Jim - why don't you through away the ABS unit and all the ABS wiring, you would have a shorter breaking distance and more control on the car, especially on uneven tarmac.

It is very easy to eliminate the ABS in Q4. Can send you photos on what to disconnect.

04-02-11, 05:46
A couple of final pictures of my new wiring setup with bias valve for the rear near the drivers seat where I can reach it!

04-02-11, 07:13
Very very IMPRESSIVE Jim! i remember one pic of your car on another thread before the re-wiring and the difference is very noticiable, the interior of your Q4 is being to be a very nice place to race ;)

04-02-11, 08:40
Thanks biggie! Its taken a huge amount of effort, but its good to have all the wiring and relays that were up under the steering wheel and everywhere else finally gone.

Now I have 16 separate circuits with fuses and 5 relays - and I know what they all do!!

Its actually a lot more effort to remove the wiring than it is to change the ECU...

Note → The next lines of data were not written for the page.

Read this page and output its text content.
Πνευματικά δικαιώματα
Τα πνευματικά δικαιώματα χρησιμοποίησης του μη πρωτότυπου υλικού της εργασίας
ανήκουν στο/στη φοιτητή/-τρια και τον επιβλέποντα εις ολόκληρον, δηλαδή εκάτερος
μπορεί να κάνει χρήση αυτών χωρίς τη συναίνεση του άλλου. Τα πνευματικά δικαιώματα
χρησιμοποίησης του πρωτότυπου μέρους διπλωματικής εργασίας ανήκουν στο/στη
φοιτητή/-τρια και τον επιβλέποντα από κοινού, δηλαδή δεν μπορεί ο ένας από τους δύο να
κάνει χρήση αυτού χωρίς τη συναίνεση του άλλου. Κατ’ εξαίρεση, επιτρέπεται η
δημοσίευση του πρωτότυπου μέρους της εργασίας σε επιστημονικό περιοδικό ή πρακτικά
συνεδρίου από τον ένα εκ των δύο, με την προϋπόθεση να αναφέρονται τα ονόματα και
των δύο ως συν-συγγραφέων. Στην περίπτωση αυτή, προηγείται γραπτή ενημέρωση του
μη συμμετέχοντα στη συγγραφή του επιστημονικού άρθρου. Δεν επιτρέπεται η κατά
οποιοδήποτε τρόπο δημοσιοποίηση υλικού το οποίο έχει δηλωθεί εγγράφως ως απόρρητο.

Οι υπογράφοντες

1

speaking of the ECU change, its possible to use all the Q4 original sensors with the Autronic SM4 so it would be easy enough to make a patch cable so that you could change ECU and keep the original wiring. I am using the original OEM Cam and crank senors.

04-02-11, 09:54
That is interesting Jim - I know yours is an all out race car but for a daily driver would it be worth investing in a custom ECU? The chip in the OEM ECU is replaceable for custom maps - where are the advantages in your opinion?

04-02-11, 10:22
The Autronic SM4 is a very sophisticated ECU and is great for a race car, but I would never consider it in a road car. The standard IAW P8 ecu does a GREAT job, and is very flexible (if you get an ostrich so that you can control its tables).

The only reason that I decided to get a different ECU really is that the boost control in the IAW P8 is weak - and I was never able to make it work as I wanted. If there was a proper manual for the ECU and its data tables, maybe that would have been different, but managing 1.5 bar boost at 7000 rpm is not what the P8 is good at. A decent boost controller like the Turbosmart EBoost2 costs about $1000 - the SM4 cost $2300 - so i decided to go with the ECU instead.

The SM4 also has launch control, flat shifting, ALS - all things that only make sense in a racecar.

While I still had the standard ECU in the car, I converted the fuel to E85 and doubled the engine horsepower - showing the flexibility of the system!